When she graduated in May 2006 with her BA (Hons) in Greek and Roman Studies, she was offered a full fellowship for graduate studies at the University of Toronto’s Institute for the History and Philosophy of Science.

But just as she began that program, the Canadian Bureau for International Education informed her that a Commonwealth Scholarship had become available for her to do the master's program that had been her first choice - at the University of Canterbury in Christchurch, New Zealand. She changed her plans, and in 2007 started classes in Canterbury's History and Philosophy of Science program.

Ms. Rideout asserts that one of the best choices she ever made was to study Classics at Memorial: "Since every course examined the complementary influences of politics, religion, literature and philosophy, not only did I have an opportunity to appreciate the variance that these elements created between Greece and Rome, but I have been able to use the analytical and theoretical skills in areas outside academia."

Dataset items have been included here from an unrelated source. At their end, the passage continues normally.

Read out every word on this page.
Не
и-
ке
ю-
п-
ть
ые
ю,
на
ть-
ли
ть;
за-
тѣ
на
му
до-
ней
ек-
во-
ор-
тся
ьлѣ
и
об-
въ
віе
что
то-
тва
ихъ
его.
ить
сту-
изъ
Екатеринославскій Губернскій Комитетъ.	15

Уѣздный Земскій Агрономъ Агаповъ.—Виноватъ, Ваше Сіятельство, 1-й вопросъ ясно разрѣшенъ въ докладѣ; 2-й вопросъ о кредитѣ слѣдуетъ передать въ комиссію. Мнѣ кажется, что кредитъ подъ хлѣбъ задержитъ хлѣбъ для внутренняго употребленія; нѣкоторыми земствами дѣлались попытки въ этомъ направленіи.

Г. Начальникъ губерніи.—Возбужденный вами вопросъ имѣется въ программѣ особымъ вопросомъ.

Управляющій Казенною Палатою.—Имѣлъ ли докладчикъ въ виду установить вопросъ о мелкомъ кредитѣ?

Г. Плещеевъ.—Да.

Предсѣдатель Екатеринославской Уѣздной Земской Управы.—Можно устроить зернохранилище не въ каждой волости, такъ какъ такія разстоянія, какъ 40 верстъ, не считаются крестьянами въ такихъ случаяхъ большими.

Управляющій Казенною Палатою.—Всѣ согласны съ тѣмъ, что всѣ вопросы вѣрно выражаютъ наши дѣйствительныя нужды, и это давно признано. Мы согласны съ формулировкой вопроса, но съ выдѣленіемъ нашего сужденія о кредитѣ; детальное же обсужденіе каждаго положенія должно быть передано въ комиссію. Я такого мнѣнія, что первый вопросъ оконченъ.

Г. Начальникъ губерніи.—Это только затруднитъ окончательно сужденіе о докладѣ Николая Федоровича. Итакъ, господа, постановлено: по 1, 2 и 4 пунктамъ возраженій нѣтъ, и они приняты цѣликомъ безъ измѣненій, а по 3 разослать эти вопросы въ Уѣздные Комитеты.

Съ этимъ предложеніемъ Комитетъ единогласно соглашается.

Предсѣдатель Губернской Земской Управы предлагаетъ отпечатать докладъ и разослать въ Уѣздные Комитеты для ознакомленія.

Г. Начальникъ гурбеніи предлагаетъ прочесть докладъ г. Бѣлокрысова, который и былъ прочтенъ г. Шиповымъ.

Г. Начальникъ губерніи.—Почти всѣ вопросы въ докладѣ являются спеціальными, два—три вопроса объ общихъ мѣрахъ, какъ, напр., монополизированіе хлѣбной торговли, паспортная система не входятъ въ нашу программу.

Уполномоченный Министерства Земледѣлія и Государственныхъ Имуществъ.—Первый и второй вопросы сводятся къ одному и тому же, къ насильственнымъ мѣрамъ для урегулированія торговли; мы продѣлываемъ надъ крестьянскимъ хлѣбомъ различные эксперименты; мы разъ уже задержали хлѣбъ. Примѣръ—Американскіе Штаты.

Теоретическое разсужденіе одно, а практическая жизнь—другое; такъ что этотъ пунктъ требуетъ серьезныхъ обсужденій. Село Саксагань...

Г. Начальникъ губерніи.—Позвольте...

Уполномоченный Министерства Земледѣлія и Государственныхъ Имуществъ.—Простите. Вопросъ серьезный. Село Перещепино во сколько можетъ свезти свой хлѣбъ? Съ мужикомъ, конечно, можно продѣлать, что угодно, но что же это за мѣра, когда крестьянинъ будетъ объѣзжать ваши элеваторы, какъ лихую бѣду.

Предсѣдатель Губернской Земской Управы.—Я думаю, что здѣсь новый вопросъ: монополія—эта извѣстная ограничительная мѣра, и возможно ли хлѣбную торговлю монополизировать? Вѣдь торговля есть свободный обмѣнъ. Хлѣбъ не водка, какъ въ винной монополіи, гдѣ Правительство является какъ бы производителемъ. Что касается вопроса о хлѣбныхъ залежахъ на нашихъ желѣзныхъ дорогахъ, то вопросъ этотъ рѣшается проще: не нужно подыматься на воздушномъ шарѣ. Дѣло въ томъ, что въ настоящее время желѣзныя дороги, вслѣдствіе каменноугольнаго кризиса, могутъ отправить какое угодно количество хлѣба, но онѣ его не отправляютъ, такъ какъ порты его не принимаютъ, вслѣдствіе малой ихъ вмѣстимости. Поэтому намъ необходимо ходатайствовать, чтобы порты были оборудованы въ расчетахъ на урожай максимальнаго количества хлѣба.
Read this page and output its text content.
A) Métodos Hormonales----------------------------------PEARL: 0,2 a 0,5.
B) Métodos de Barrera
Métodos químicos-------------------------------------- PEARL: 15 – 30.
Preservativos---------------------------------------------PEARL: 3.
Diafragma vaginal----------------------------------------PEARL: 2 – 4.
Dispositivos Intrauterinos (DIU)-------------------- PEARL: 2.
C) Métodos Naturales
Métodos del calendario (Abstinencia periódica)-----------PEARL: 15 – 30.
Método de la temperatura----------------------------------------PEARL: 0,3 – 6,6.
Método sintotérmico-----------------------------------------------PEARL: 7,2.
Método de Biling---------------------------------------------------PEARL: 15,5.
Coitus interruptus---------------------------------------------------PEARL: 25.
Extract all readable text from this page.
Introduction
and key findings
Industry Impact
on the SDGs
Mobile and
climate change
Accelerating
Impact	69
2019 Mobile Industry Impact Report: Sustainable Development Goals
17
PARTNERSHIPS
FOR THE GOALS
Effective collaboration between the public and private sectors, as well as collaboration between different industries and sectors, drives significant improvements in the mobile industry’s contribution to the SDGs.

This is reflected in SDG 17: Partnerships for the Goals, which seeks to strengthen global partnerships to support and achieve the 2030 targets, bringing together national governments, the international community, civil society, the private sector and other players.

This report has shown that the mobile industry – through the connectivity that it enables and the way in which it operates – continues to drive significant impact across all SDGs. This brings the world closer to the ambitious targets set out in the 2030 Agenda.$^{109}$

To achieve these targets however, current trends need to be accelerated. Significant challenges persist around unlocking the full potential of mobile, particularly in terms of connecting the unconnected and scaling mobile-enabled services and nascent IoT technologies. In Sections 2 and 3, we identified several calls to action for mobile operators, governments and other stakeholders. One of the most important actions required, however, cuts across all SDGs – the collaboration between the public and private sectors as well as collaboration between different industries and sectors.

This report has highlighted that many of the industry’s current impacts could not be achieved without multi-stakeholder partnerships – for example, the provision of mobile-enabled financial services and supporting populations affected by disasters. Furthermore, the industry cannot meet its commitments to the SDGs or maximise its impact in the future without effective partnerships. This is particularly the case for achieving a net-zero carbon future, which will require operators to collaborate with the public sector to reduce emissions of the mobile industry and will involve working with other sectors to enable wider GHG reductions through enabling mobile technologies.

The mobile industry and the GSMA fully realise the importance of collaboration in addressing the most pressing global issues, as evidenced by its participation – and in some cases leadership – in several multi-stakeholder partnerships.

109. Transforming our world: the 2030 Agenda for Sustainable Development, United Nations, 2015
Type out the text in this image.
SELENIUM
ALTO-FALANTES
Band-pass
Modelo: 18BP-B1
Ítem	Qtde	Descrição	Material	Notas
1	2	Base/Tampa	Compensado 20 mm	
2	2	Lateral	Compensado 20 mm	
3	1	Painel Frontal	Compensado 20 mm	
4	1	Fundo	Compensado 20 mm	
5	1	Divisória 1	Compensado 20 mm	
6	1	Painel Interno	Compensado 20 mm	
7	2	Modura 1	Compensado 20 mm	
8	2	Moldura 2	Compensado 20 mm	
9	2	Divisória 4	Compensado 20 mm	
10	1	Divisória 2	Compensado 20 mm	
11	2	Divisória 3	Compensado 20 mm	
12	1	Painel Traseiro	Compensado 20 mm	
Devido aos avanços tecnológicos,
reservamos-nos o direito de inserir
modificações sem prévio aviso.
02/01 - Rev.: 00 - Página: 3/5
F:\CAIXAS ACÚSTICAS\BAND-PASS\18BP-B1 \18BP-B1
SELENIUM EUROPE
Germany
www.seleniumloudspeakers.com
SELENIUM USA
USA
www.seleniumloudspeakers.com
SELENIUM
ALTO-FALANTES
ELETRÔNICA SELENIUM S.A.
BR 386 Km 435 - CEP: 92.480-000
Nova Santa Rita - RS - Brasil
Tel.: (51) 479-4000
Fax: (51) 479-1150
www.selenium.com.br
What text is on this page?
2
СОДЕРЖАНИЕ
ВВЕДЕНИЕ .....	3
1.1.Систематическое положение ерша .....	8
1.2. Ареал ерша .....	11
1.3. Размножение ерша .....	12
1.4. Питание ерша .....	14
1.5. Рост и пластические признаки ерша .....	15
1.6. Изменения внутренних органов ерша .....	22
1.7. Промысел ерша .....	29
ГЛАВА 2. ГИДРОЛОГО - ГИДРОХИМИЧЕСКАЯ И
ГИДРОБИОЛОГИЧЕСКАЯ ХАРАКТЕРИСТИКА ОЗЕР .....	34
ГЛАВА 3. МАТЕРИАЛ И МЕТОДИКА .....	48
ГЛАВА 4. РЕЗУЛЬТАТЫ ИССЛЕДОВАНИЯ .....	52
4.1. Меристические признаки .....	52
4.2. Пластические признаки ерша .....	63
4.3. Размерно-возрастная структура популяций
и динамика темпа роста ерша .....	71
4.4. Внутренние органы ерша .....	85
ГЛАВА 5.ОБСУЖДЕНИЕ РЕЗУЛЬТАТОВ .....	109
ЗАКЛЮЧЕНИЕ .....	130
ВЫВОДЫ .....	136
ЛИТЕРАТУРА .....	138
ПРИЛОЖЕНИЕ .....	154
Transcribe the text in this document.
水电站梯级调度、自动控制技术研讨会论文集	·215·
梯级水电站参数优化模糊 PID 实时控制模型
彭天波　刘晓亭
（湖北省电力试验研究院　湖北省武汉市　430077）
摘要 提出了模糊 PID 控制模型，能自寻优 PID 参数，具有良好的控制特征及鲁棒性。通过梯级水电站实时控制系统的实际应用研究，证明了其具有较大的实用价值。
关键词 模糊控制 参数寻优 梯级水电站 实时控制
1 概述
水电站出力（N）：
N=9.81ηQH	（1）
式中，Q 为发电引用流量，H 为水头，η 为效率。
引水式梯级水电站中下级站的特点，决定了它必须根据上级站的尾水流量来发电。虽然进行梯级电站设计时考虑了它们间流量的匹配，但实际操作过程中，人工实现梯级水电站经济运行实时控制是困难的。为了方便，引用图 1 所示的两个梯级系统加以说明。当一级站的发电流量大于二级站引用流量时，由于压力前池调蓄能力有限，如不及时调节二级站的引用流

For example, last fall she completed an internship at CopperHeart Entertainment, an independent Canadian production company in Toronto that makes films such as the Oscar Award-winning short "Ryan."

"I mainly did script reviews, but I also had a chance to watch and critique cuts," she explained. "Everything that I had gained from Classics came into play."

The future is bright for this student of the past, but her success has been bittersweet. Her father, Robert Rideout, also a Memorial alumnus (B.Comm (Hons.) '82, MBA '85), was working in Qatar as the VP Finance at the College of the North Atlantic campus in Doha. He traveled home for his daughter's convocation, and was "more than pleased," she recounts, to learn of her University of Toronto fellowship. Unfortunately, just after her convocation and before the news came of the Commonwealth Scholarship, Mr. Rideout became suddenly ill and died.

"Given the value he placed on education and the support he gave me during my own studies," Ms. Rideout notes, "I have no doubt about how he would have felt about my winning the Commonwealth."